Kreon KoukoulasVasiliki LygouraPhilip KartalidisNikolaos K GatselisEfthymia PetinakiGeorgios N DalekosGeorge Simos
Published in: Diagnostics (Basel, Switzerland) (2022)
Hepcidin regulates iron metabolism by inhibiting intestinal iron absorption and iron release from iron stores. In addition to iron overload, inflammatory conditions also up-regulate hepcidin synthesis, which may serve as an antimicrobial defense by reducing iron availability to the invading microbes. The purpose of this study is to test this hypothesis in human patients by determining serum hepcidin concentration by enzyme linked immunosorbent assay (ELISA) in healthy blood donors ( n = 60) and patients hospitalized because of bacteremia ( n = 50), before (day 0) and after seven days (day 7) of appropriate antibiotic treatment. Serum hepcidin was significantly increased in patients with bacteremia, both at day 0 and at day 7, compared to healthy controls.

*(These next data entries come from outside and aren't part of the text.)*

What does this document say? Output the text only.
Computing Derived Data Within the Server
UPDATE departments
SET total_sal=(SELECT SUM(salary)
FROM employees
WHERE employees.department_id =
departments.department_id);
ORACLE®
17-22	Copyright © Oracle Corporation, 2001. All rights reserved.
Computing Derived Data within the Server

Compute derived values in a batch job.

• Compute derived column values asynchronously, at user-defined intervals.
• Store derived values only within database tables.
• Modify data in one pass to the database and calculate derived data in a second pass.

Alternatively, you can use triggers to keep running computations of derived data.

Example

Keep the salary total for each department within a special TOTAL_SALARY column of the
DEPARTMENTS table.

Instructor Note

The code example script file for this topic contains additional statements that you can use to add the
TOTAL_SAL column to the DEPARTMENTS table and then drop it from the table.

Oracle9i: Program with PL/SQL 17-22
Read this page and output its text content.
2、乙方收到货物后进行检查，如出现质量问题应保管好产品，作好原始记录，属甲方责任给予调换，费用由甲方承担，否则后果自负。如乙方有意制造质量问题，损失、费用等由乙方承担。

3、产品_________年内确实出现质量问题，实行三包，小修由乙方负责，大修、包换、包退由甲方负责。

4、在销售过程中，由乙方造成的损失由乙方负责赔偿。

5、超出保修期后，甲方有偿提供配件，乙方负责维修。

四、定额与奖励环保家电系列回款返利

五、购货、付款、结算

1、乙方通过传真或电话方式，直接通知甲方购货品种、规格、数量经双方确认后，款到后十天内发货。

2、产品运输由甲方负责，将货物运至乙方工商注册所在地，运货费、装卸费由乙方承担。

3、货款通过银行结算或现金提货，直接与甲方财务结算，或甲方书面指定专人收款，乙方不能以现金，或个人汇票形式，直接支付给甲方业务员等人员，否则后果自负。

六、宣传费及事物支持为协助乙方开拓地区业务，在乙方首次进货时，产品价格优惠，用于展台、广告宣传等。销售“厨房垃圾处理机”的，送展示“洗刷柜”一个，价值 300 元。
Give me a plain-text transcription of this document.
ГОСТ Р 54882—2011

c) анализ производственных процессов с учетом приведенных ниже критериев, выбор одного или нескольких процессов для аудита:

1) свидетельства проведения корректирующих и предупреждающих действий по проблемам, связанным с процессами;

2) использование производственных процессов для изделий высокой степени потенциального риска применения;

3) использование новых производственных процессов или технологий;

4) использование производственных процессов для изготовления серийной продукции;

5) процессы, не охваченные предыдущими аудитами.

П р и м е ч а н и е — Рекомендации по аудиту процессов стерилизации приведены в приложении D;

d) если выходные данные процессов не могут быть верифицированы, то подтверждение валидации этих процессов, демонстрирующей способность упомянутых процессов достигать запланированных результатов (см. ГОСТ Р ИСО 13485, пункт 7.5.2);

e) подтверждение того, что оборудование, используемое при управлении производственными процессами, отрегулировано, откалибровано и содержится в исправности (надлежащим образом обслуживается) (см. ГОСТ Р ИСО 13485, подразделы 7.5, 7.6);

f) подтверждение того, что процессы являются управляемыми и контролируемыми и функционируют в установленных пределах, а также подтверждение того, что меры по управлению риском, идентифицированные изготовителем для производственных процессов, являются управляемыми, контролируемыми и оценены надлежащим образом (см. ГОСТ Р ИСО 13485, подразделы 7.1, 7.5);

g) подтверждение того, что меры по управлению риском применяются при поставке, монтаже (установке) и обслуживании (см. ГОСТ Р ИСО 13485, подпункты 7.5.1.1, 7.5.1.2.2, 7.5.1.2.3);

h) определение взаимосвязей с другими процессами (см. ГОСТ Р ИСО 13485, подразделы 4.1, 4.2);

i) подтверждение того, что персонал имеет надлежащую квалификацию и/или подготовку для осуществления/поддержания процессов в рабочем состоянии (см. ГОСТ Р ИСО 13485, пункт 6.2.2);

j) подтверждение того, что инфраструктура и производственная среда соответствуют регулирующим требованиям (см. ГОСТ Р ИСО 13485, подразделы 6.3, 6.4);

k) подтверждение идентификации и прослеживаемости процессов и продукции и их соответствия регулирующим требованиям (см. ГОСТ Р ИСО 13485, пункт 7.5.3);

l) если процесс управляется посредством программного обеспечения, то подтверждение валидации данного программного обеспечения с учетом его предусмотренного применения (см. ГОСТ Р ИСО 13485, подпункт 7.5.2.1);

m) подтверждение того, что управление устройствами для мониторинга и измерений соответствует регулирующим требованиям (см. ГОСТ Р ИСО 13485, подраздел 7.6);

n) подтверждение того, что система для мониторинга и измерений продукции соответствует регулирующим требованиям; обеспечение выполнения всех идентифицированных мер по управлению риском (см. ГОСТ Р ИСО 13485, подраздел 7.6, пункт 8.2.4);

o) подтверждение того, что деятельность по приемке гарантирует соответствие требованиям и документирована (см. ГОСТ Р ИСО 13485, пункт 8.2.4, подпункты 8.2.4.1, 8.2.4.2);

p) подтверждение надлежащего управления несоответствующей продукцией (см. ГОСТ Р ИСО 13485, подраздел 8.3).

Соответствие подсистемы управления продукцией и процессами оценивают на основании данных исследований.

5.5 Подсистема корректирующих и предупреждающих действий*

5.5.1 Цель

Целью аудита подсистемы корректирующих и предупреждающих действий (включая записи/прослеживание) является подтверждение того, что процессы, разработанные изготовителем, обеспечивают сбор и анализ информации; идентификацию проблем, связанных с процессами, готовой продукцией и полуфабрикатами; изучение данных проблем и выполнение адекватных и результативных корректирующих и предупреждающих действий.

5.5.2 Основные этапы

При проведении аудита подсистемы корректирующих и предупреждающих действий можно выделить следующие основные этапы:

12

However, there was significant reduction of serum hepcidin after 7-day treatment, in concert with changes in serum C-reactive protein (CRP). The hepcidin changes were similar for both Gram-negative and Gram-positive single infection cases, while CRP was significantly reduced only in the former. In contrast to hepcidin, the levels of serum ferritin in the patients remained high after treatment, irrespective of infection type. These data confirm the stimulation of hepcidin secretion in human subjects upon different types of systemic microbial infection and suggest that hepcidin is a more sensitive and treatment-responsive acute-phase marker than ferritin in bacteremia, which needs to be explored with bigger-sized and better-matched patient cohorts.